The CLI covers YAML-based encoding templates (create, validate, start, and monitor, for example `bitmovin encoding templates start ./template.yaml --watch`), encoding jobs with live progress (`bitmovin encoding jobs status <id> --watch`), input/output storage connections for S3, GCS, Azure, and HTTP, codec configurations for H.264, H.265, AV1, VP9, and audio, player license management, and analytics queries. It suits scripting, automation, and CI/CD pipelines — direct operations from the terminal — and complements the MCP servers, which support conversational, AI-assisted workflows.

## SDKs

Bitmovin provides official API SDKs for building encoding workflows programmatically: JavaScript/TypeScript (`npm install @bitmovin/api-sdk`), Python (`pip install bitmovin-api-sdk`), Java (Maven `com.bitmovin.api.sdk:bitmovin-api-sdk`), Go (`github.com/bitmovin/bitmovin-api-sdk-go`), C#/.NET (NuGet `Bitmovin.Api.Sdk`), and PHP (`composer require bitmovin/bitmovin-api-sdk-php`). API SDK examples are at `https://github.com/bitmovin/bitmovin-api-sdk-examples`.

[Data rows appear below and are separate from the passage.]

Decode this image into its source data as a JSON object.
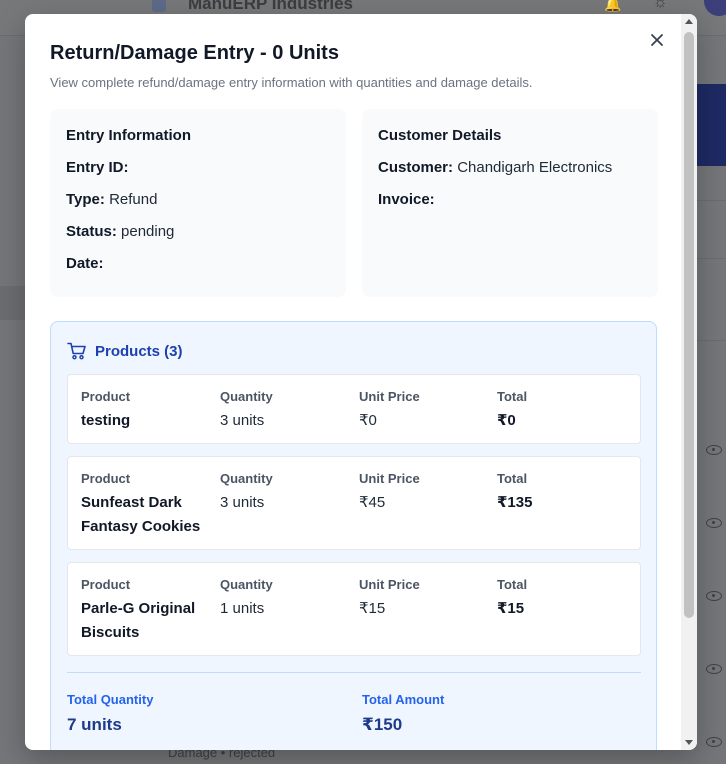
{
  "background": {
    "app_title": "ManuERP Industries",
    "footer_text": "Damage • rejected"
  },
  "modal": {
    "title": "Return/Damage Entry - 0 Units",
    "description": "View complete refund/damage entry information with quantities and damage details.",
    "entry_info": {
      "heading": "Entry Information",
      "entry_id_label": "Entry ID:",
      "entry_id_value": "",
      "type_label": "Type:",
      "type_value": "Refund",
      "status_label": "Status:",
      "status_value": "pending",
      "date_label": "Date:",
      "date_value": ""
    },
    "customer_details": {
      "heading": "Customer Details",
      "customer_label": "Customer:",
      "customer_value": "Chandigarh Electronics",
      "invoice_label": "Invoice:",
      "invoice_value": ""
    },
    "products": {
      "heading": "Products (3)",
      "column_headers": {
        "product": "Product",
        "quantity": "Quantity",
        "unit_price": "Unit Price",
        "total": "Total"
      },
      "items": [
        {
          "product": "testing",
          "quantity": "3 units",
          "unit_price": "₹0",
          "total": "₹0"
        },
        {
          "product": "Sunfeast Dark Fantasy Cookies",
          "quantity": "3 units",
          "unit_price": "₹45",
          "total": "₹135"
        },
        {
          "product": "Parle-G Original Biscuits",
          "quantity": "1 units",
          "unit_price": "₹15",
          "total": "₹15"
        }
      ],
      "total_quantity_label": "Total Quantity",
      "total_quantity_value": "7 units",
      "total_amount_label": "Total Amount",
      "total_amount_value": "₹150"
    }
  },
  "colors": {
    "accent_blue": "#1e40af",
    "panel_blue": "#eff6ff",
    "card_gray": "#f9fafb"
  }
}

Player SDKs are available for Web (NPM `bitmovin-player`, with UI source at `https://github.com/bitmovin/bitmovin-player-ui`), iOS and tvOS (Swift Package Manager), Android (Maven via `https://artifacts.bitmovin.com/artifactory/public-releases`), React Native (`bitmovin-player-react-native`), Flutter (`bitmovin-player-flutter`), and Roku (BrightScript).

## Example tasks the skill supports

- Building a working web page with the Bitmovin Player configured for adaptive HLS/DASH streaming — a common starting point for a streaming project.
- Comparing codecs such as H.264 and AV1 for given content, weighing quality-per-bit efficiency, device compatibility, and encoding cost, and optionally setting up side-by-side encoding jobs when the Encoding MCP is connected.
- Setting up a live stream with RTMP/SRT ingest and then reviewing real-time viewer metrics through Observability, when the Encoding and Observability MCP servers are connected.

## Notes

- Bitmovin requires an API key for most product APIs; users can sign up at `https://dashboard.bitmovin.com/account`.
- The Documentation and Player MCP servers are free to use without an account.